In a letter to Olsen, Enberg wrote of his partner's "uncommon willingness to prepare" and added, "I'd often feel that I had given an 'A' effort in our broadcasts, only to recognize you earned the 'A-plus.' "

Beyond their professional relationship, Enberg also was struck by Olsen's personality — "a man of goodness, eager to consciously do the right thing for yourself, while helping others."

John Ralston, coach of those great Aggie teams, still raves about Olsen, who also played offensive line while in college.

"He was the best blocker I've ever seen, and I've been around football for a lot of years," Ralston said. "You'd just run your running back right behind him. He could do it all. You'd play him 60 minutes, and the last minute would be as good as the first minute."

In recent years, Olsen took an active role in causes he felt were important. He was a member of a committee that worked to preserve the water levels and quality at Bear Lake. He also worked to preserve open green space in the Park City area where he maintained a home.

Foremost, however, Olsen's legacy will be that of a gentle giant of a football player. A man who, although he made every effort to play within the rules, dominated opponents like few before and few since.

"The satisfaction that I drew from the game was from playing the game and from playing it very well," Olsen said during his NFL Films interview. "I had such a great career and I enjoyed playing the game so much, that I had very few regrets."

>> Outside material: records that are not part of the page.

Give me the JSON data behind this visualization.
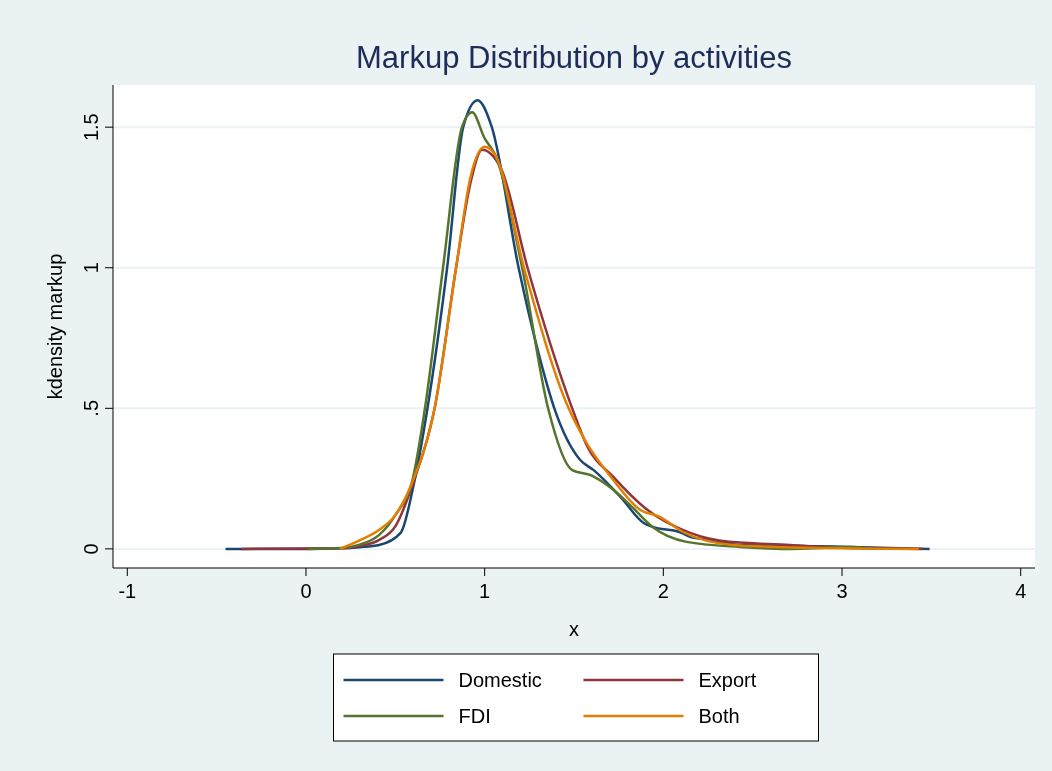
{
  "chart_data": {
    "type": "line",
    "title": "Markup Distribution by activities",
    "xlabel": "x",
    "ylabel": "kdensity markup",
    "xlim": [
      -1.08,
      4.08
    ],
    "xticks": [
      -1,
      0,
      1,
      2,
      3,
      4
    ],
    "ylim": [
      -0.068,
      1.65
    ],
    "yticks": [
      0,
      {
        "value": 0.5,
        "label": ".5"
      },
      1,
      1.5
    ],
    "grid": "y",
    "legend": "bottom",
    "line_style": "solid",
    "series": [
      {
        "name": "Domestic",
        "color": "#1a476f",
        "x": [
          -0.45,
          0,
          0.2,
          0.3,
          0.41,
          0.53,
          0.6,
          0.68,
          0.79,
          0.88,
          0.96,
          1.04,
          1.19,
          1.3,
          1.39,
          1.535,
          1.61,
          1.76,
          1.89,
          1.94,
          2.09,
          2.15,
          2.26,
          2.43,
          3.0,
          3.49
        ],
        "values": [
          0,
          0,
          0.002,
          0.006,
          0.014,
          0.057,
          0.22,
          0.5,
          1.0,
          1.5,
          1.596,
          1.5,
          1.0,
          0.7,
          0.5,
          0.316,
          0.28,
          0.185,
          0.092,
          0.078,
          0.06,
          0.043,
          0.032,
          0.014,
          0.008,
          0
        ]
      },
      {
        "name": "Export",
        "color": "#90353b",
        "x": [
          -0.36,
          0.2,
          0.3,
          0.41,
          0.5,
          0.6,
          0.72,
          0.84,
          0.92,
          0.985,
          1.09,
          1.24,
          1.49,
          1.57,
          1.72,
          1.91,
          2.15,
          2.37,
          2.71,
          2.89,
          3.45
        ],
        "values": [
          0,
          0.002,
          0.01,
          0.032,
          0.08,
          0.235,
          0.5,
          1.0,
          1.3,
          1.42,
          1.355,
          1.0,
          0.5,
          0.37,
          0.256,
          0.139,
          0.057,
          0.025,
          0.014,
          0.007,
          0
        ]
      },
      {
        "name": "FDI",
        "color": "#55752f",
        "x": [
          0.01,
          0.2,
          0.3,
          0.41,
          0.5,
          0.6,
          0.666,
          0.767,
          0.873,
          0.93,
          1.0,
          1.06,
          1.21,
          1.355,
          1.49,
          1.59,
          1.72,
          1.83,
          1.94,
          2.13,
          2.43,
          2.69,
          3.06,
          3.17
        ],
        "values": [
          0,
          0.003,
          0.015,
          0.05,
          0.12,
          0.256,
          0.5,
          1.0,
          1.5,
          1.553,
          1.46,
          1.4,
          1.0,
          0.5,
          0.28,
          0.263,
          0.21,
          0.146,
          0.078,
          0.025,
          0.007,
          0,
          0.007,
          0
        ]
      },
      {
        "name": "Both",
        "color": "#e37e00",
        "x": [
          0.19,
          0.3,
          0.41,
          0.5,
          0.6,
          0.72,
          0.84,
          0.92,
          1.0,
          1.06,
          1.22,
          1.47,
          1.57,
          1.72,
          1.87,
          1.98,
          2.11,
          2.39,
          2.8,
          3.43
        ],
        "values": [
          0,
          0.03,
          0.068,
          0.12,
          0.245,
          0.5,
          1.0,
          1.32,
          1.43,
          1.4,
          1.0,
          0.5,
          0.377,
          0.245,
          0.139,
          0.114,
          0.06,
          0.014,
          0.004,
          0
        ]
      }
    ]
  }
}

Sept. 15, 1940 — Born in Logan, Utah

1958 — Graduated from Logan High School

1960-61 — All-American at Utah State University

1961 — Outland Trophy winner

March 30, 1962 — Married Susan Wakley

1962 — Graduated from USU

1962 — First-round draft pick, NFL Rookie of Year, L.A. Rams

1962-75 — Selected to NFL Pro Bowl

1962-76 — Member of "Fearsome Foursome," L.A. Rams

1974 — National Football League MVP

1977-81 — Starred in "Little House on the Prairie"

1981-83 — Starred in "Father Murphy"

1982 — Elected to Pro Football Hall of Fame

1977-91 — Football color analyst for NBC, CBS

2009 — Diagnosed with mesothelioma, a form of cancer

December 5, 2009 — Football field at USU named in his honor

March 11, 2010 — Died at Duarte, Calif.